Zlatan Ibrahimovic fracasse ses coéquipiers

Julien Pallucci

Tenu en échec face avec Manchester United à Everton malgré un nouveau but, Zlatan Ibrahimovic n'a pas vraiment épargné ses coéquipiers à l'issue du match.

Mardi, les hommes de José Mourinho sont passés très près de la correctionnelle. Menés 0-1 jusqu'à la 94e minute, ils ont heureusement pu compter sur Zlatan Ibrahimovic - de retour de  ses trois matches de suspension - pour arracher le point du match nul (1-1). Grâce à son penalty transformé, le géant suédois a enlevé une belle épine du pied aux siens, et a fait grimper son compteur buts à 27, toutes compétitions confondues cette saison.

Un chiffre plutôt remarquable, mais qui ne semble pas suffire à rendre l'ancien du Paris Saint-Germain pleinement satisfait. Interrogé en fin de rencontre, de passage en zone-mixte, le buteur scandinave a pour le moins égratigné ses partenaires, qu'il juge incapables de faire la différence en son absence. Au point de remettre en cause son avenir chez les Red Devils?

"​Quand tu fais partie d’une équipe, tu veux sentir que tu fais quelque chose pour le collectif. Je n’ai pas réussi, j’ai beaucoup de responsabilités et je sens la pression sur mes épaules. Dans un sens, j’ai échoué, je n’ai pas gagné. C’est pour moi, c’est uniquement de ma faute. Je suis un lion. Les lions ne se comparent pas avec les hommes. Nous avons gagné deux des cinq trophées en jeu cette saison et nous en avons encore deux à jouer. Si nous étions une équipe capable de terminer première en Premier League, nous serions leaders aujourd'hui.
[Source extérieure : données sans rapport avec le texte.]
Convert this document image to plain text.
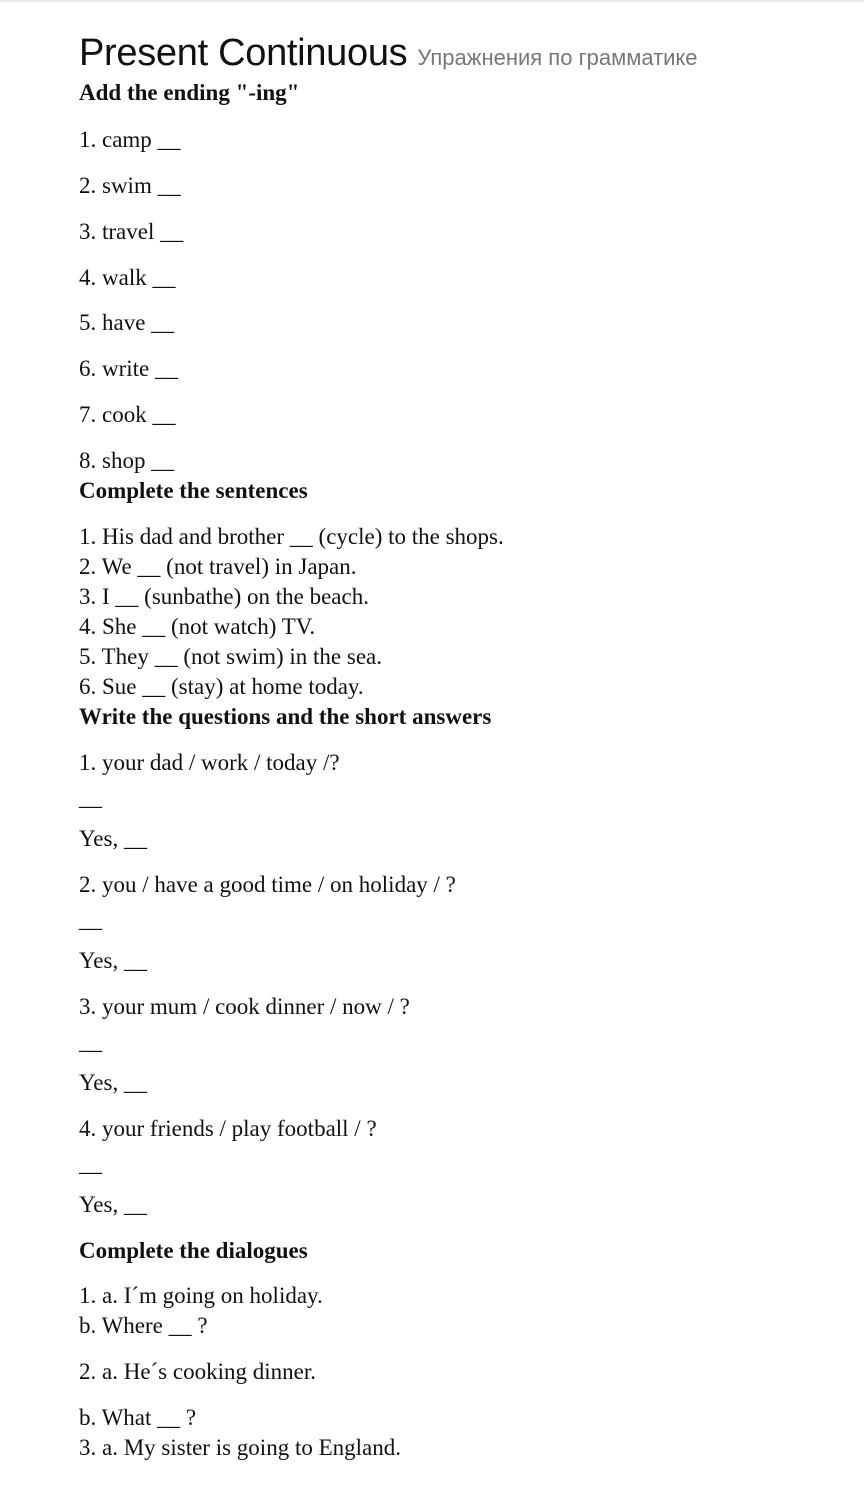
Present Continuous Упражнения по грамматике
Add the ending "-ing"
1. camp __
2. swim __
3. travel __
4. walk __
5. have __
6. write __
7. cook __
8. shop __
Complete the sentences
1. His dad and brother __ (cycle) to the shops.
2. We __ (not travel) in Japan.
3. I __ (sunbathe) on the beach.
4. She __ (not watch) TV.
5. They __ (not swim) in the sea.
6. Sue __ (stay) at home today.
Write the questions and the short answers
1. your dad / work / today /?
__
Yes, __
2. you / have a good time / on holiday / ?
__
Yes, __
3. your mum / cook dinner / now / ?
__
Yes, __
4. your friends / play football / ?
__
Yes, __
Complete the dialogues
1. a. I´m going on holiday.
b. Where __ ?
2. a. He´s cooking dinner.
b. What __ ?
3. a. My sister is going to England.
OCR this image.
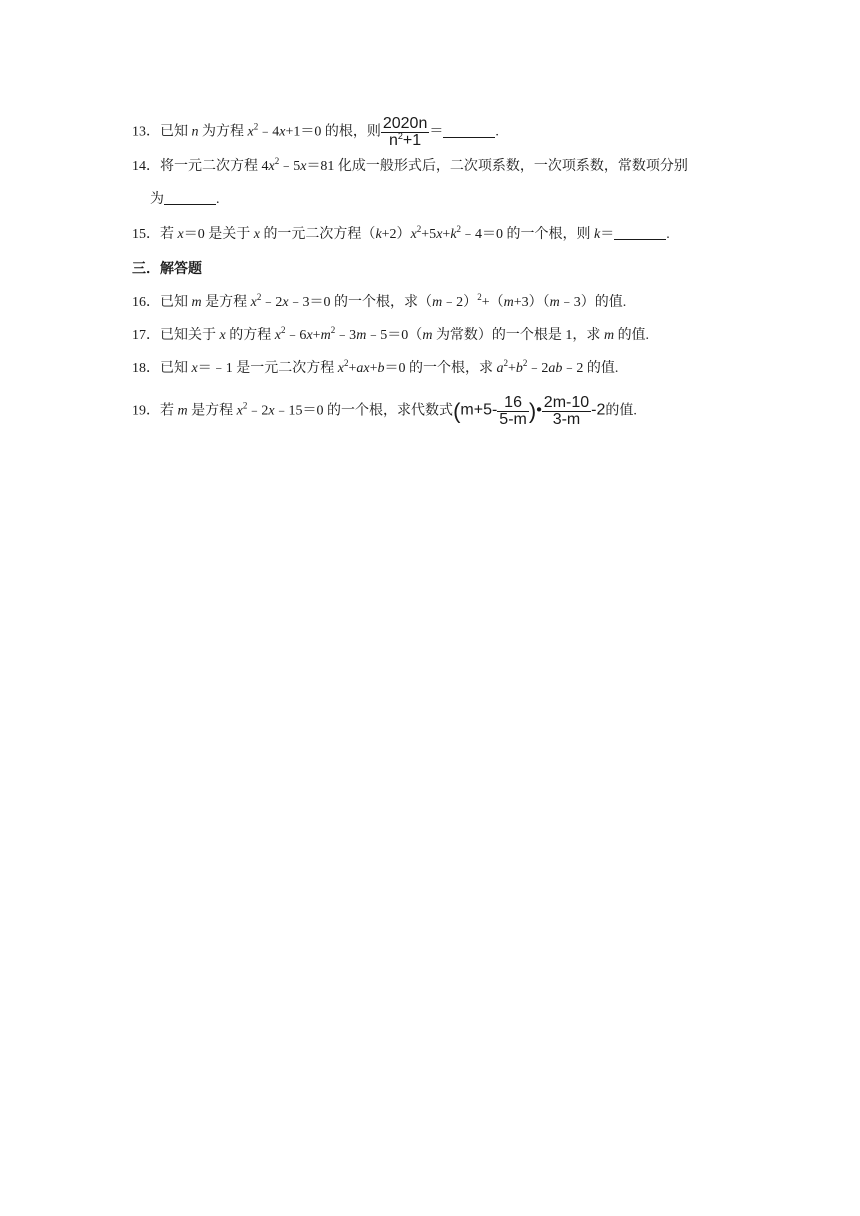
13．已知 n 为方程 $x^2﹣4x+1=0$ 的根，则 $\frac{2020n}{n^2+1}$ ＝	.
14．将一元二次方程 $4x^2﹣5x=81$ 化成一般形式后，二次项系数，一次项系数，常数项分别
为	.
15．若 x＝0 是关于 x 的一元二次方程$(k+2)x^2+5x+k^2﹣4=0$ 的一个根，则 k＝	.
三．解答题
16．已知 m 是方程 $x^2﹣2x﹣3=0$ 的一个根，求（m﹣2）$^2$+（m+3）（m﹣3）的值.
17．已知关于 x 的方程 $x^2﹣6x+m^2﹣3m﹣5=0(m$ 为常数）的一个根是 1，求 m 的值.
18．已知 x＝﹣1 是一元二次方程 $x^2+ax+b=0$ 的一个根，求 $a^2+b^2﹣2ab﹣2$ 的值.
19．若 m 是方程 $x^2﹣2x﹣15=0$ 的一个根，求代数式($m+5- \frac{16}{5-m}$ )• $\frac{2m-10}{3-m} -2$的值.
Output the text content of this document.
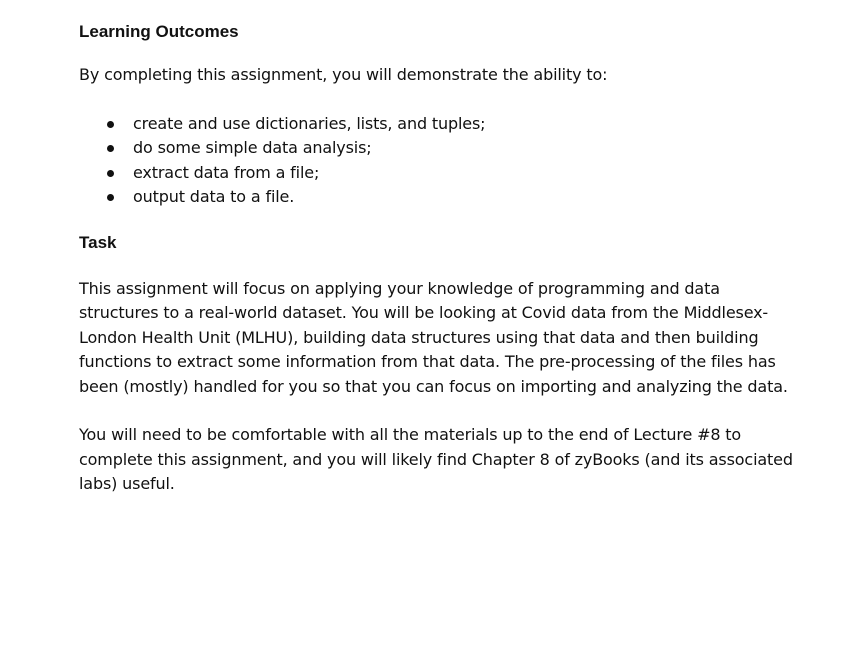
Learning Outcomes

By completing this assignment, you will demonstrate the ability to:

create and use dictionaries, lists, and tuples;
do some simple data analysis;
extract data from a file;
output data to a file.
Task

This assignment will focus on applying your knowledge of programming and data structures to a real-world dataset. You will be looking at Covid data from the Middlesex-London Health Unit (MLHU), building data structures using that data and then building functions to extract some information from that data. The pre-processing of the files has been (mostly) handled for you so that you can focus on importing and analyzing the data.

You will need to be comfortable with all the materials up to the end of Lecture #8 to complete this assignment, and you will likely find Chapter 8 of zyBooks (and its associated labs) useful.
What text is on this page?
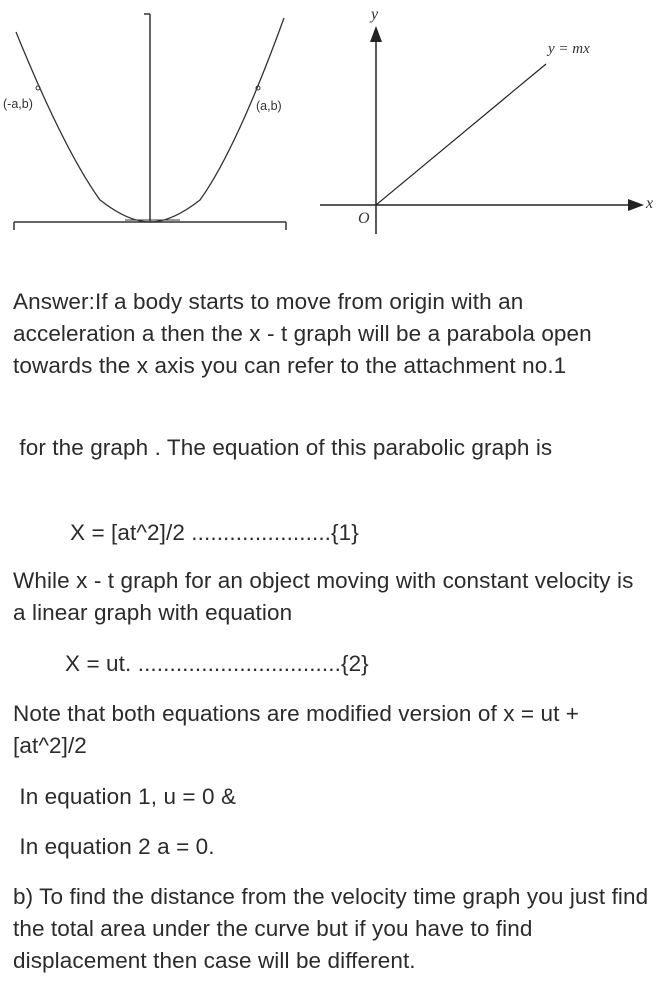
(-a,b)	(a,b)
y
x
O
y = mx
Answer:If a body starts to move from origin with an acceleration a then the x - t graph will be a parabola open towards the x axis you can refer to the attachment no.1
for the graph . The equation of this parabolic graph is
X = [at^2]/2 ......................{1}
While x - t graph for an object moving with constant velocity is a linear graph with equation
X = ut. ................................{2}
Note that both equations are modified version of x = ut + [at^2]/2
In equation 1, u = 0 &
In equation 2 a = 0.
b) To find the distance from the velocity time graph you just find the total area under the curve but if you have to find displacement then case will be different.
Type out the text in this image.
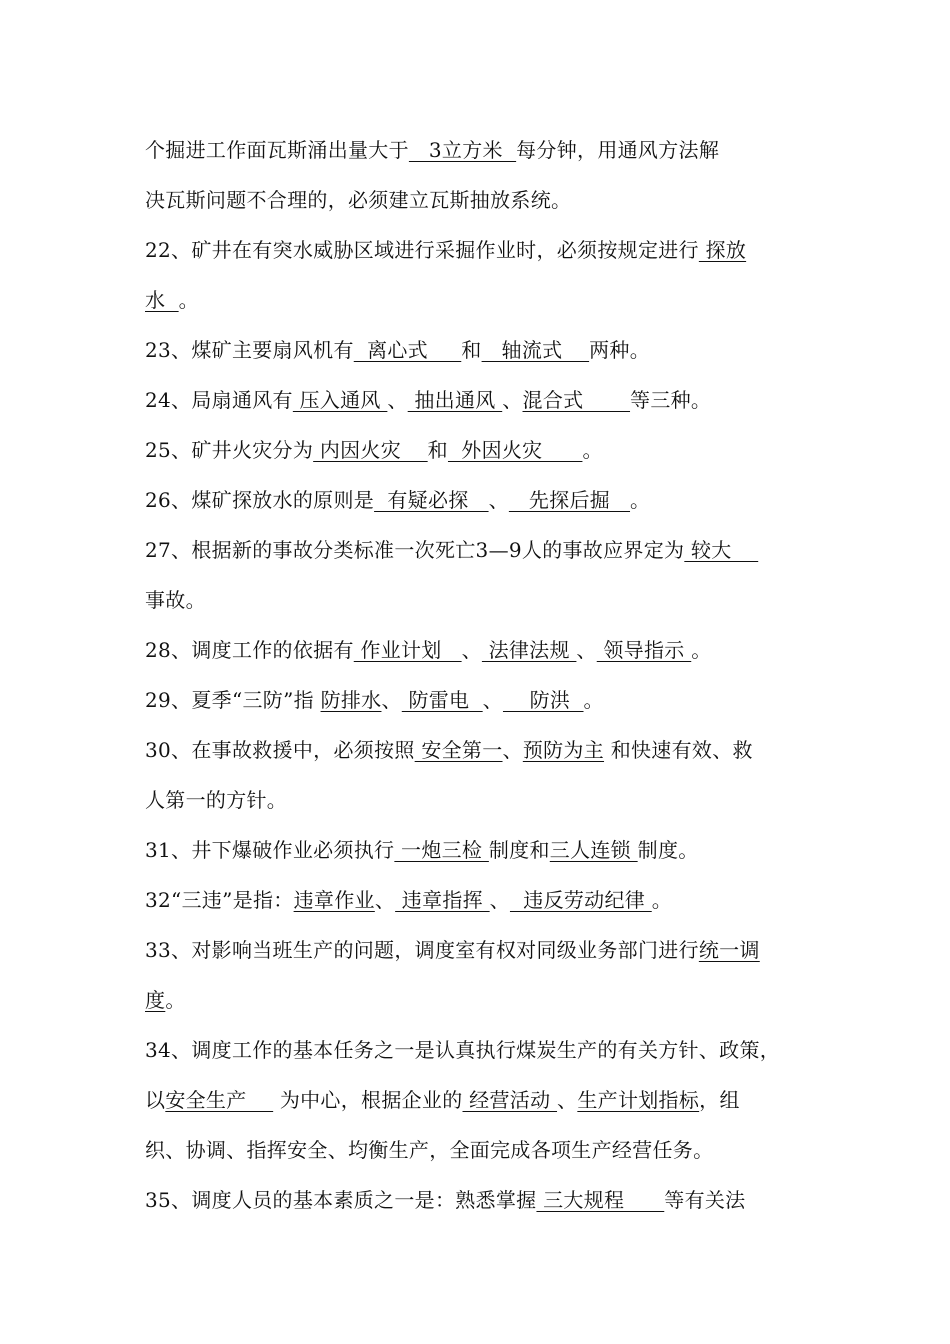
个掘进工作面瓦斯涌出量大于   3立方米  每分钟，用通风方法解
决瓦斯问题不合理的，必须建立瓦斯抽放系统。
22、矿井在有突水威胁区域进行采掘作业时，必须按规定进行 探放
水  。
23、煤矿主要扇风机有  离心式     和   轴流式    两种。
24、局扇通风有 压入通风 、 抽出通风 、混合式       等三种。
25、矿井火灾分为 内因火灾    和  外因火灾      。
26、煤矿探放水的原则是  有疑必探   、   先探后掘   。
27、根据新的事故分类标准一次死亡3—9人的事故应界定为 较大
事故。
28、调度工作的依据有 作业计划   、 法律法规 、 领导指示 。
29、夏季“三防”指 防排水、 防雷电  、    防洪  。
30、在事故救援中，必须按照 安全第一、预防为主 和快速有效、救
人第一的方针。
31、井下爆破作业必须执行 一炮三检 制度和三人连锁 制度。
32“三违”是指：违章作业、 违章指挥 、  违反劳动纪律 。
33、对影响当班生产的问题，调度室有权对同级业务部门进行统一调
度。
34、调度工作的基本任务之一是认真执行煤炭生产的有关方针、政策，
以安全生产     为中心，根据企业的 经营活动 、生产计划指标，组
织、协调、指挥安全、均衡生产，全面完成各项生产经营任务。
35、调度人员的基本素质之一是：熟悉掌握 三大规程      等有关法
Le classement ne ment pas. L’équipe est là parce qu’elle le mérite. La dernière fois que j’ai terminé deuxième d’un championnat, je ne m’en rappelle même pas, ce devait être à Milan. C’était la première place des losers, je n’aime pas vraiment ça. C’était un échec. Tout ce qui arrive après la première place est un échec. Je sais que la Premier League me supplie de rester. Je suis venu ici comme un vieux de 35 ans. Tout le monde pensait que j’étais en fauteuil roulant. Que s’est-il passé ? Le lion est toujours vivant et c’est comme ça.

Maintenant, beaucoup de choses doivent être réglées. Je n’ai plus 20 ans. Il ne me reste sans doute qu’un, deux ou trois ans devant moi alors tout dépend de ce que je veux, de ce que le club veut, de la stratégie du club. J’ai dit depuis le départ que je n’étais pas venu pour perdre mon temps, je suis venu ici pour gagner".